Paul Gaudoin

Personal information
- Full name: Paul Charles Gaudoin
- Born: 12 August 1975 (age 50) Perth, Western Australia
- Height: 172 cm (5 ft 8 in)
- Weight: 73 kg (161 lb)

Medal record
Men's field hockey
Representing Australia
Olympic Games
| Bronze medal – third place | 1996 Atlanta | Team |
| Bronze medal – third place | 2000 Sydney | Team |
Champions Trophy
| Gold medal – first place | 1999 Brisbane | Team |
Commonwealth Games
| Gold medal – first place | 1998 Kuala Lumpur | Team |
| Gold medal – first place | 2002 Manchester | Team |

= Paul Gaudoin =

Australian field hockey player

Paul Charles Gaudoin (born 12 August 1975) is an Australian former field hockey defender and midfielder. He was a member of the Australia men's national field hockey team that won bronze at the 1996 Summer Olympics in Atlanta and the 2000 Summer Olympics in Sydney. He was captain of the team that won gold at the 2002 Commonwealth Games.

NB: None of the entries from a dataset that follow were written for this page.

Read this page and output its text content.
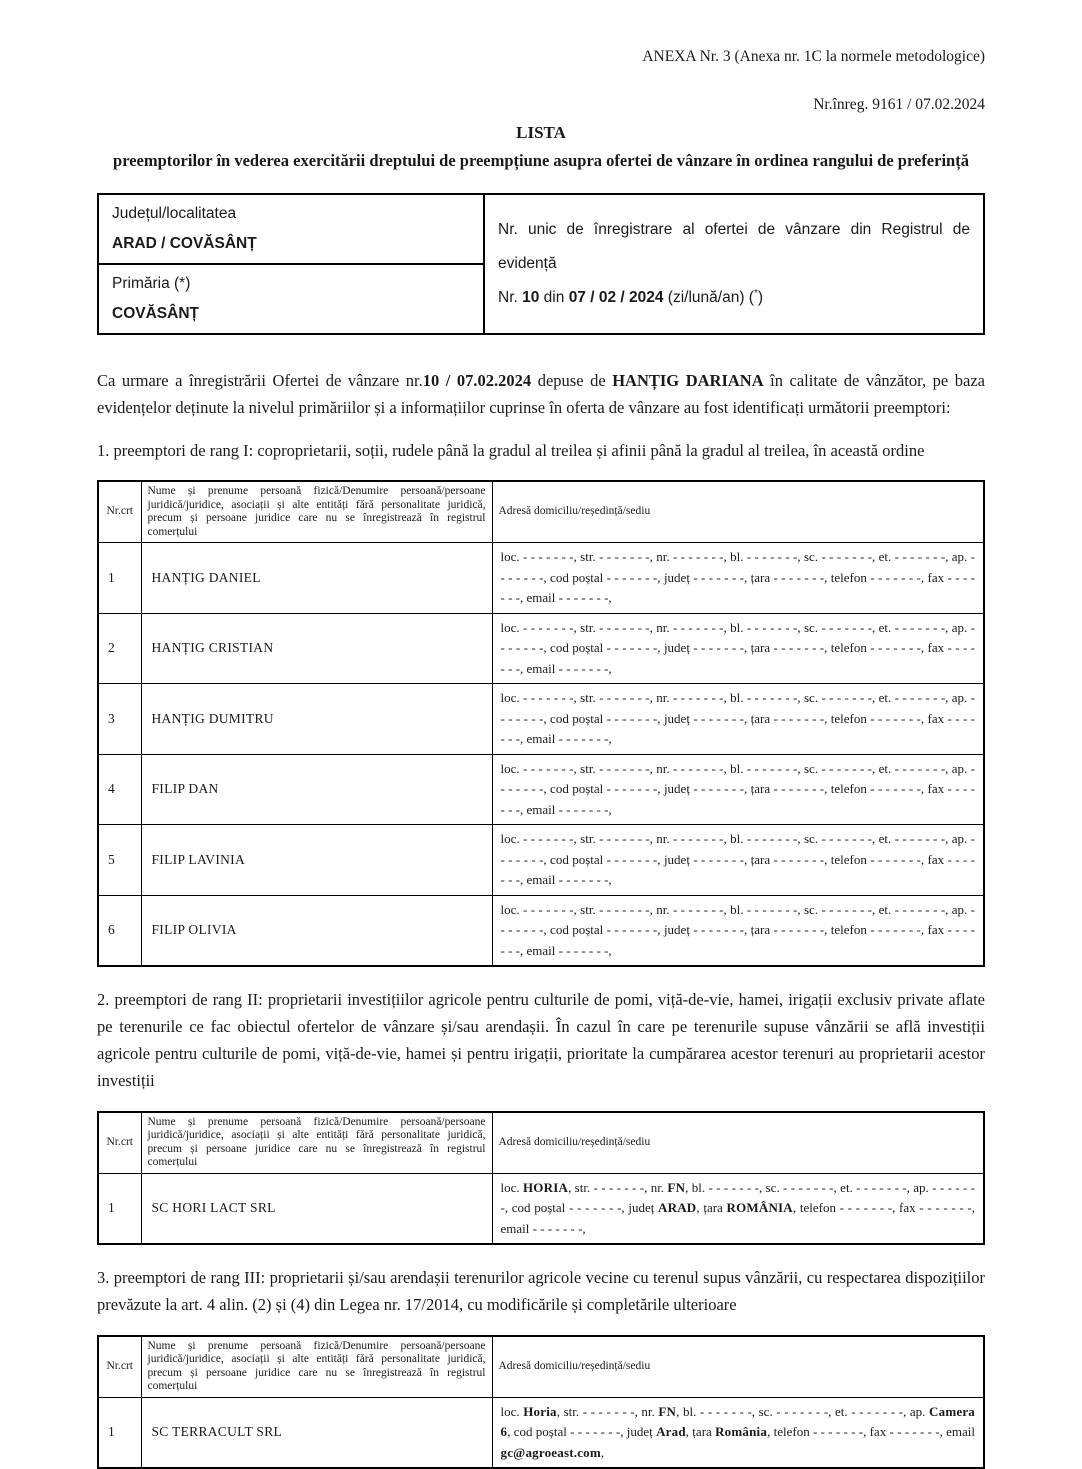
ANEXA Nr. 3 (Anexa nr. 1C la normele metodologice)
Nr.înreg. 9161 / 07.02.2024
LISTA
preemptorilor în vederea exercitării dreptului de preempțiune asupra ofertei de vânzare în ordinea rangului de preferință
Județul/localitatea
ARAD / COVĂSÂNȚ

Nr. unic de înregistrare al ofertei de vânzare din Registrul de evidență

Nr. 10 din 07 / 02 / 2024 (zi/lună/an) (*)

Primăria (*)
COVĂSÂNȚ

Ca urmare a înregistrării Ofertei de vânzare nr.10 / 07.02.2024 depuse de HANȚIG DARIANA în calitate de vânzător, pe baza evidențelor deținute la nivelul primăriilor și a informațiilor cuprinse în oferta de vânzare au fost identificați următorii preemptori:

1. preemptori de rang I: coproprietarii, soții, rudele până la gradul al treilea și afinii până la gradul al treilea, în această ordine

Nr.crt	Nume și prenume persoană fizică/Denumire persoană/persoane juridică/juridice, asociații și alte entități fără personalitate juridică, precum și persoane juridice care nu se înregistrează în registrul comerțului	Adresă domiciliu/reședință/sediu
1	HANȚIG DANIEL	loc. - - - - - - -, str. - - - - - - -, nr. - - - - - - -, bl. - - - - - - -, sc. - - - - - - -, et. - - - - - - -, ap. - - - - - - -, cod poștal - - - - - - -, județ - - - - - - -, țara - - - - - - -, telefon - - - - - - -, fax - - - - - - -, email - - - - - - -,
2	HANȚIG CRISTIAN	loc. - - - - - - -, str. - - - - - - -, nr. - - - - - - -, bl. - - - - - - -, sc. - - - - - - -, et. - - - - - - -, ap. - - - - - - -, cod poștal - - - - - - -, județ - - - - - - -, țara - - - - - - -, telefon - - - - - - -, fax - - - - - - -, email - - - - - - -,
3	HANȚIG DUMITRU	loc. - - - - - - -, str. - - - - - - -, nr. - - - - - - -, bl. - - - - - - -, sc. - - - - - - -, et. - - - - - - -, ap. - - - - - - -, cod poștal - - - - - - -, județ - - - - - - -, țara - - - - - - -, telefon - - - - - - -, fax - - - - - - -, email - - - - - - -,
4	FILIP DAN	loc. - - - - - - -, str. - - - - - - -, nr. - - - - - - -, bl. - - - - - - -, sc. - - - - - - -, et. - - - - - - -, ap. - - - - - - -, cod poștal - - - - - - -, județ - - - - - - -, țara - - - - - - -, telefon - - - - - - -, fax - - - - - - -, email - - - - - - -,
5	FILIP LAVINIA	loc. - - - - - - -, str. - - - - - - -, nr. - - - - - - -, bl. - - - - - - -, sc. - - - - - - -, et. - - - - - - -, ap. - - - - - - -, cod poștal - - - - - - -, județ - - - - - - -, țara - - - - - - -, telefon - - - - - - -, fax - - - - - - -, email - - - - - - -,
6	FILIP OLIVIA	loc. - - - - - - -, str. - - - - - - -, nr. - - - - - - -, bl. - - - - - - -, sc. - - - - - - -, et. - - - - - - -, ap. - - - - - - -, cod poștal - - - - - - -, județ - - - - - - -, țara - - - - - - -, telefon - - - - - - -, fax - - - - - - -, email - - - - - - -,

2. preemptori de rang II: proprietarii investițiilor agricole pentru culturile de pomi, viță-de-vie, hamei, irigații exclusiv private aflate pe terenurile ce fac obiectul ofertelor de vânzare și/sau arendașii. În cazul în care pe terenurile supuse vânzării se află investiții agricole pentru culturile de pomi, viță-de-vie, hamei și pentru irigații, prioritate la cumpărarea acestor terenuri au proprietarii acestor investiții

Nr.crt	Nume și prenume persoană fizică/Denumire persoană/persoane juridică/juridice, asociații și alte entități fără personalitate juridică, precum și persoane juridice care nu se înregistrează în registrul comerțului	Adresă domiciliu/reședință/sediu
1	SC HORI LACT SRL	loc. HORIA, str. - - - - - - -, nr. FN, bl. - - - - - - -, sc. - - - - - - -, et. - - - - - - -, ap. - - - - - - -, cod poștal - - - - - - -, județ ARAD, țara ROMÂNIA, telefon - - - - - - -, fax - - - - - - -, email - - - - - - -,

3. preemptori de rang III: proprietarii și/sau arendașii terenurilor agricole vecine cu terenul supus vânzării, cu respectarea dispozițiilor prevăzute la art. 4 alin. (2) și (4) din Legea nr. 17/2014, cu modificările și completările ulterioare

Nr.crt	Nume și prenume persoană fizică/Denumire persoană/persoane juridică/juridice, asociații și alte entități fără personalitate juridică, precum și persoane juridice care nu se înregistrează în registrul comerțului	Adresă domiciliu/reședință/sediu
1	SC TERRACULT SRL	loc. Horia, str. - - - - - - -, nr. FN, bl. - - - - - - -, sc. - - - - - - -, et. - - - - - - -, ap. Camera 6, cod poștal - - - - - - -, județ Arad, țara România, telefon - - - - - - -, fax - - - - - - -, email gc@agroeast.com,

Gaudoin took over as coach of the Australia women's national field hockey team at the end of 2016 and lifted the Hockeyroos to second on the world rankings three years later. He quit in March 2021, just four months out from the Tokyo Olympics, ahead of the release of findings and recommendations of an independent review into the team's cultural problems.